Regarding the news that the musical has been made into a motion picture, I must declare: I still don’t know what Dear Evan Hansen is about, even after reading the Wikipedia summary and watching the trailer, and frankly, I don’t care to learn.
Listen. I don’t consider myself one who holds grudges.
(That’s a lie for dramatic effect.)
As a saint! Who doesn’t hold grudges! I can and will never forgive that stupid little show.
At the 2017 Tony Awards, Dear Evan Hansen beat out my oh-so-beloved, electro-opera War and Peace adaptation for Best Musical.
A musical that had the most nominations that season, coming to 12: Best Musical, as we said, Best Original Score, Best Orchestrations, Best Book, Best Actress, Best Actor, Best Featured Actor, Best Scenic Design, Best Costume Design, Best Lighting Design, Best Direction, and Best Choreography.
A musical set in 19th century Russia that featured several Black leads,1 before Bridgerton ever tried it. “A breathless, roguish, and ravishing quasi-opera” that combined “punk riffs [with] agitated Broadway ballads,” “gritty Russian folk songs [and] drinking choruses with klezmer clarinets.”
A musical that had its actors singing and dancing in the aisles, some lucky few of the audience seated on the stage, brilliantly creating a collective experience rather than a mere show.
A musical that lifted its story from only seventy pages of the original source material. 70 pages of War and Peace, my two copies of which boast 1,273 and 1,408 pages respectively. Countless translated lines from Tolstoy, somehow slipped into a modern Broadway show and as poetic, philosophical, and fun as Les Mis (Victor Hugo, coincidentally, influenced Tolstoy tremendously while he wrote War and Peace).
A musical about a young woman in love, who makes a great mistake and suffers for it; and a young man who can’t figure out his purpose, fails at everything he tries, and feels completely unfulfilled. A musical that nevertheless ends on a lovely note full of hope.
I could go on, but I’ll spare you. Still, all of that gorgeous resplendence, beat out by a teenage boy with a broken arm?
Tolstoy himself couldn’t describe the maelstrom of emotions that surged within me upon hearing that news.
It’s funny, how words fail to bear the weight of their meaning. I could say, “War and Peace changed my life,” and truly mean it, but the words themselves just sound trite, overly earnest, kind of boring. Like, I love a book about a bunch of angsty aristocrats. Groundbreaking.
But I still remember the moment War and Peace utterly shattered me: summer 2016, my bed, 3 am. Sobbing while my roommate came home from a night out. I remember driving 4 hours from my college town to my hometown, that next day or a few days after, and putting on the soundtrack of the BBC miniseries adaptation in the car. I cried no less than 8 separate times.
I remember how, after ranting and raving about the book on Tumblr, some kind soul sent me an anonymous message. “Have you heard of Natasha, Pierre, and the Great Comet of 1812?”
I would give my firstborn child to that person if I could. Whatever star bore them, they—you guessed it—changed my life.
When people ask my favorite book, I always sigh a little. I have to say War and Peace—undoubtedly it’s the book that’s most shaped my entire adult life since 2016. But it’s also a ridiculously long classic full of weird philosophy essays alongside 100-page battle scenes, and it intimidates or bores more readers than it inspires.
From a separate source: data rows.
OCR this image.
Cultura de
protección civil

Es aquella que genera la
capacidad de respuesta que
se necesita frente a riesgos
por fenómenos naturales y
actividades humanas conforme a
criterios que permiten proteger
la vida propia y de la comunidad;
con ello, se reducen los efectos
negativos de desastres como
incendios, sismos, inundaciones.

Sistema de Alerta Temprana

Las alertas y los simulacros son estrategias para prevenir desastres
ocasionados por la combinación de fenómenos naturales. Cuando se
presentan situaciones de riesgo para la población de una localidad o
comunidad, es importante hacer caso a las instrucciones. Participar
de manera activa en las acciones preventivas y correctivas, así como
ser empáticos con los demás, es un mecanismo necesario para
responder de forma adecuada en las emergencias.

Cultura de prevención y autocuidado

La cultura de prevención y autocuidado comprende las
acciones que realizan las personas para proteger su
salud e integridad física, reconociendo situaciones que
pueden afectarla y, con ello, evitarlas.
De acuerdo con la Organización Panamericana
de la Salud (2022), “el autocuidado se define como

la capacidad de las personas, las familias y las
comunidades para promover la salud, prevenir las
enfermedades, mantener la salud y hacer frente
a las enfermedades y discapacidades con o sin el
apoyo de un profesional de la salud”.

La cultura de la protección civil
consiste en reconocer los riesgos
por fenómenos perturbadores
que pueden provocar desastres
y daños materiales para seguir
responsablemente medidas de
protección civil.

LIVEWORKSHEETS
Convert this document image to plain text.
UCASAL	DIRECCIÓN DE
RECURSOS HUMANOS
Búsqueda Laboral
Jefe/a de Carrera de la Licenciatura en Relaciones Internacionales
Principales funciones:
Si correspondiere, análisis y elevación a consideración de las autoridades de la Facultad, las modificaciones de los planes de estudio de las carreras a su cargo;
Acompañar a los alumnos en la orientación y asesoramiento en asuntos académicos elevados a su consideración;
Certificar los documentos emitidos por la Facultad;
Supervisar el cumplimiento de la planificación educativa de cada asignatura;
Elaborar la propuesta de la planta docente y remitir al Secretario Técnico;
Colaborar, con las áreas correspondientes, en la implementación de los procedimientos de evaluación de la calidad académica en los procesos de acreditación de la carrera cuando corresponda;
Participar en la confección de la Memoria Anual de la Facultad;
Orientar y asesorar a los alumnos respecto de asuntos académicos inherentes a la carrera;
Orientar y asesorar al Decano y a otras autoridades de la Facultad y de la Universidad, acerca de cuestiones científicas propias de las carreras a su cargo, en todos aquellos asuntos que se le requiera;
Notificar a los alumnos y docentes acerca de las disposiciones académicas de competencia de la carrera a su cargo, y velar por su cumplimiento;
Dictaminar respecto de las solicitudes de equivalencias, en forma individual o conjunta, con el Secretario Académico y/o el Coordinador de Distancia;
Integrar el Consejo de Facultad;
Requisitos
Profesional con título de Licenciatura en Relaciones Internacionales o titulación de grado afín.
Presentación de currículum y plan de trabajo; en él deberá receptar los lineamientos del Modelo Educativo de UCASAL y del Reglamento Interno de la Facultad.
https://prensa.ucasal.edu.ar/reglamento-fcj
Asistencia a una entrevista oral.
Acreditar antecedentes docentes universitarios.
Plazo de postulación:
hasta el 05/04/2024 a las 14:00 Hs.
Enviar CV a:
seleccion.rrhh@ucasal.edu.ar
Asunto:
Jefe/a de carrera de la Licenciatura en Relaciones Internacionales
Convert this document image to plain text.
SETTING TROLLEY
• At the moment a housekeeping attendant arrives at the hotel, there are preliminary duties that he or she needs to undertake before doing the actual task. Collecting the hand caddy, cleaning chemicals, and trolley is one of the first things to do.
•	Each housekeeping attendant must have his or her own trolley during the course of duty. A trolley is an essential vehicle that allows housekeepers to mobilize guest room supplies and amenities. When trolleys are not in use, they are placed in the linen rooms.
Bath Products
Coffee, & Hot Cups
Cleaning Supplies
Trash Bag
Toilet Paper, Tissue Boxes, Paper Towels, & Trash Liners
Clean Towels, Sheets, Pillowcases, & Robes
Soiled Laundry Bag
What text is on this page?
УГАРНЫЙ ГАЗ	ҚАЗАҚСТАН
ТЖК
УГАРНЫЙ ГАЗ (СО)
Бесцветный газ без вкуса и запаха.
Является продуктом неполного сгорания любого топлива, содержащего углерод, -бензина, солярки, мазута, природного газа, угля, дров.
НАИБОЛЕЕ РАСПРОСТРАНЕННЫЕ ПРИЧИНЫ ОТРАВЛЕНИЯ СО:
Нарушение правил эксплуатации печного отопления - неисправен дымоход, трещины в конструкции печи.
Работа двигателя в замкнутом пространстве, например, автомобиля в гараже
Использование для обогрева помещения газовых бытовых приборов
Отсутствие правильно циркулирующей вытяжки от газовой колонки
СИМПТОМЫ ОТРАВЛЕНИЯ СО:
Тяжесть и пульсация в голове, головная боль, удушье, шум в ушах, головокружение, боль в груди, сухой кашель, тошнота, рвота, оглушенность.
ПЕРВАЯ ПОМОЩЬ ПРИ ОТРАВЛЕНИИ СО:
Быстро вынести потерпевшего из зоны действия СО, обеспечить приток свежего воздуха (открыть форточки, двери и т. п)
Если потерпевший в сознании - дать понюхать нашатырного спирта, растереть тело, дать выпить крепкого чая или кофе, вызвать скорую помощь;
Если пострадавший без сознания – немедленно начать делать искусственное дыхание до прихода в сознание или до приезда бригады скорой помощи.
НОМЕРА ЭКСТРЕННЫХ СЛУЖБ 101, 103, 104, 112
How do I convey how alive, vibrant, and immediate War and Peace feels to me, even though its story is so dusty by now, or bare my soul to someone I just met by explaining what kind of meaning I find in it?
I point to the existence of a musical adaptation as proof. This is full of drama and humor and meaning! It’s for everyone, about anyone! It’s not perfect, and I hate the epilogue as fiercely as I love the book itself, and Tolstoy was far too opinionated, but there’s so much to love!
As of yet, there is no official video recording of The Great Comet, only shaky bootleg .movs. There is certainly no feature film. There are adaptations of the original novel, yes, but they lack the je-ne-sais-quoi of composer Dave Malloy’s bizarre, exhilarating vision.
I watch the BBC miniseries every year or so, read the book every few years, and each time, the story offers up something new to love. With every life experience I have, whether it be good or bad, I understand the characters a little more, a little differently, understand myself better too, and scrounge up a little more compassion for Tolstoy (horrible man). But though the book has—
battles, love affairs, births, deaths, changing family fortunes, unforgettable scenes of wolf hunts, Russian dancing, starlit troika rides, the great comet of 1812—the entire spectrum of human life…in all its grandeur and imperfection2
—and though those things are delectable, devastating, divine…the musical is an experience I can never truly relive, and so all the more precious to me.
And look, I’m not saying The Great Comet lost Best Musical because Kevin Spacey hosted the Tonys that year, but surely that was a bad omen.
—Alexa
Denée Benton as Natasha, Okieriete Onaodowan as Pierre, and Amber Gray as Hélène.
From the front flap of Anthony Briggs’s translation.